I woke up this morning listening to the rain on the roof and it falling all around us. We had the windows open last night, so the rain patter sounds were all around us. In the pre-dawn stillness of when even the birds aren’t awake yet, it reminded me of being little at the beach in the rain.
I am sure some of you have memories of rain at the beach? When the air is just full of that salty grey almost puffy fluffy heaviness? The air is not only wet and heavy but the mist seems to have a life of it’s own. But it isn’t an unpleasant heaviness as it was often a break from land breezes and end of summer hot and humid weather.
When it rained at the beach it was like the sea and air met as one. I remember going as a little girl to the then tiny and old Avalon, NJ library. Not the new library that stands today, but the little old dark one which still stood in the early 1970s. When you went up the stairs and opened the doors they gave that old creaky and heaving sound. Inside the library was dark and had that beach smell of sand and mildew. I remembered picking out well worn copies of Nancy Drew books to take home and read. Or maybe we would go to the Paper Peddler and buy a book or a copy of Mad Magazine (which my mother hated).
Also when it was a rainy day, it was the perfect time to go down to the Avalon Pier. On the beach at 29th street it was a movie theatre and shops, and I also remember Skee Ball. I also remember a tiny cedar shake shingled general store down around 7th or 8th street that had penny candy. Once when we were really little a friend of our parents and their friends named Weezy gave us each $1 and told us to go blow our minds. Root beer barrels, Charleston Chews, Mary Janes, those little colored sugar dots on white paper, caramels, and more.
Rainy or overcast days also remind me of the annual photo taking of my sister and I at the beach. They seemed to have been taken towards the end of summer after my mother had doused our hair throughout the summer with lemon juice (and peroxide ) to give us blonde highlights (and strict instructions not to tell anyone, especially our father that she was doing this.)
In those days, Avalon had really tall dunes and the island began at 7th street. The first few blocks of Avalon washed away before I was born. That was the famous Ash Wednesday Storm of 1962, which was truthfully a Hurricane Sandy-like storm. But the only a block of houses were swallowed by the sea at that time – 6th street. Below that had never been developed because of tides. This 1962 storm was what caused the Avalon Hotel to be moved to 8th street. As a little girl I remember looking out over those beaches down by 7th street and wondering what the swallowed block of houses looked like? Was it a perfect bunch of houses just underwater like the fictional Atlantis, or a jumble of destruction?
The dunes were so huge when I was little. I remember going through the twisty beach paths with mountains of sand and dune grass and scrubby pines and even some old beach (probably rugosa) roses. This is where I first fell in love with black eyed Susan’s and beach daisies which grew in and on the edges of the dunes along with other wild flowers and cacti. In the summers when I was little too you could often see the sea turtles come ashore and lay their eggs and then wait for them to hatch and see all the little turtles head for the sea.
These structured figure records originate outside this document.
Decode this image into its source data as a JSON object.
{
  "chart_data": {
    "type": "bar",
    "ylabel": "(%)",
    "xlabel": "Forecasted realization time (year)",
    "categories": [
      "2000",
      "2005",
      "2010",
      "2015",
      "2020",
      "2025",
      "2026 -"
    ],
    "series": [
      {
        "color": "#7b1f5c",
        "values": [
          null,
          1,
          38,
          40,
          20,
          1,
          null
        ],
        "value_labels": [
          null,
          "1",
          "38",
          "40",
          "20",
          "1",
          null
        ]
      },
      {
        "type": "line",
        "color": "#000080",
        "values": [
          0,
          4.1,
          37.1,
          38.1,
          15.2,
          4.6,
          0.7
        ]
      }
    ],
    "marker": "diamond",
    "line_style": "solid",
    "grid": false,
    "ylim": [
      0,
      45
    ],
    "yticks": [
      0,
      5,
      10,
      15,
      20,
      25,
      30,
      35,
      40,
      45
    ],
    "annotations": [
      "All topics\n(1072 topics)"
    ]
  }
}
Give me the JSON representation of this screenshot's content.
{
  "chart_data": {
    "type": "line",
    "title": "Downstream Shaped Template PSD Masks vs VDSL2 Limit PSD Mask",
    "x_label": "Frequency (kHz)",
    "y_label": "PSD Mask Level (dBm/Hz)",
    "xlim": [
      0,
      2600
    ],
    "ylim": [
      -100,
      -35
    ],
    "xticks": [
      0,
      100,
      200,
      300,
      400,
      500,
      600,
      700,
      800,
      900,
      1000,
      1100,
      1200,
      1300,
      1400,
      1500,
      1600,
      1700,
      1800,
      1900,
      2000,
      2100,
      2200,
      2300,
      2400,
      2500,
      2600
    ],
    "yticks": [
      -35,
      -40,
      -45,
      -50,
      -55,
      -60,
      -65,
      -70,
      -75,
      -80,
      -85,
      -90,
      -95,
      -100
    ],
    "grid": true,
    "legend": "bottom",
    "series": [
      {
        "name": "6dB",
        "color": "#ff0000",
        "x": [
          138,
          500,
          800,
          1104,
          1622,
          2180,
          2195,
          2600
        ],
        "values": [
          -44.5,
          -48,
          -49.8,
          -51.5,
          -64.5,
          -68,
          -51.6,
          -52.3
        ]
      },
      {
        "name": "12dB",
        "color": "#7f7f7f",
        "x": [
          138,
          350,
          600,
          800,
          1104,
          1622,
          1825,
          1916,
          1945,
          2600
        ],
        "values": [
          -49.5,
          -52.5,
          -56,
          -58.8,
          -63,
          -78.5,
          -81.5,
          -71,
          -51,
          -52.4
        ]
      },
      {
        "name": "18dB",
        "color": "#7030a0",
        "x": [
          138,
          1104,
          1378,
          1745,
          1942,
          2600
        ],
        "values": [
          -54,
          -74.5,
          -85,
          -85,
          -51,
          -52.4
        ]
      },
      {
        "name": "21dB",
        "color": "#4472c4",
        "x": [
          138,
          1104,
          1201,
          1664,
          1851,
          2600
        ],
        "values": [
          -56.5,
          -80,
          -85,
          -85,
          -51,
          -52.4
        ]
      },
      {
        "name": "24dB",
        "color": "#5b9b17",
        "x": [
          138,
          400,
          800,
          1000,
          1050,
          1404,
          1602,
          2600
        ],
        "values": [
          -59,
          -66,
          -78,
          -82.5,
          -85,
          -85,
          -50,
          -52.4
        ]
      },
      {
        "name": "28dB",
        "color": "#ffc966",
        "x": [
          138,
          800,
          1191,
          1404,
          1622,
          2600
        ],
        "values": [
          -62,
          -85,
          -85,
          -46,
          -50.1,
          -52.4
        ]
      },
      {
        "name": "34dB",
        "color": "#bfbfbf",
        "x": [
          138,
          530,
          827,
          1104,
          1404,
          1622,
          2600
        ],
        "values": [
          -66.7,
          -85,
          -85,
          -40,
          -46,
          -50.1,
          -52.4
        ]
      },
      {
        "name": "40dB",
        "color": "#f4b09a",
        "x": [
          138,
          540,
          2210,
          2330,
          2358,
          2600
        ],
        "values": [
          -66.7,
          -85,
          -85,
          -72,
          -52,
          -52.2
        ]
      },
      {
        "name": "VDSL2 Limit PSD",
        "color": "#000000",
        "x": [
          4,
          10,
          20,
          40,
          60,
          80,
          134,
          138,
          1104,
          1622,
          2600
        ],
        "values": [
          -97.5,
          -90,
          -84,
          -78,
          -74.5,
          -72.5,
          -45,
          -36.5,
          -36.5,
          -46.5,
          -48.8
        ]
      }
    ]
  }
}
Rainy days and winter days like this were always my favorites on the beach. You would come through the dunes to the wide open and empty beaches. All you saw was the wildness of the ocean as it churned and sea gulls and sand pipers and other shore birds. A day like today would have been a perfect day for finding shells and beach glass and drift wood.
Days like today also remind me of a cabin owned when I was little by family friends. It was in Avalon on 13th street. It was originally owned by Woodrow Wilson when he was at Bryn Mawr College. I found it listed on the Internet today and was delighted to see that not only is it still standing but it is remarkably unchanged except for updated appliances from when we were kids! I remember the sound of rain when you were on the front porch and when you were upstairs in one of the two bedrooms under the eaves of the house.
It’s funny how certain kinds of days just take you back in time. I don’t go to Avalon any longer. I stopped years ago when it really got built up. Ironically, we went to Ocean City when I was really little and my sister was a baby. I think she was 3 or 4 when we moved to Avalon. We used to stay down in the Gardens when we went to Ocean City. It was a marvelous section of Ocean City, and yes, there were lawns and gardens. And Mimosa trees.
I was pretty little when we went to Ocean City so I don’t remember everything, I remember more like snapshots here and there in my memory. When I was a little kid I loved Avalon. Probably because I loved that it was more open and the dunes were so magnificent. But I haven’t been to Avalon in years, or Ocean City except for a day trip a few years ago to see friends. Both towns are too built up now for me, but I still love Cape May and Cape May Point.
Anyway thanks for taking a trip down rainy day memory lane with me!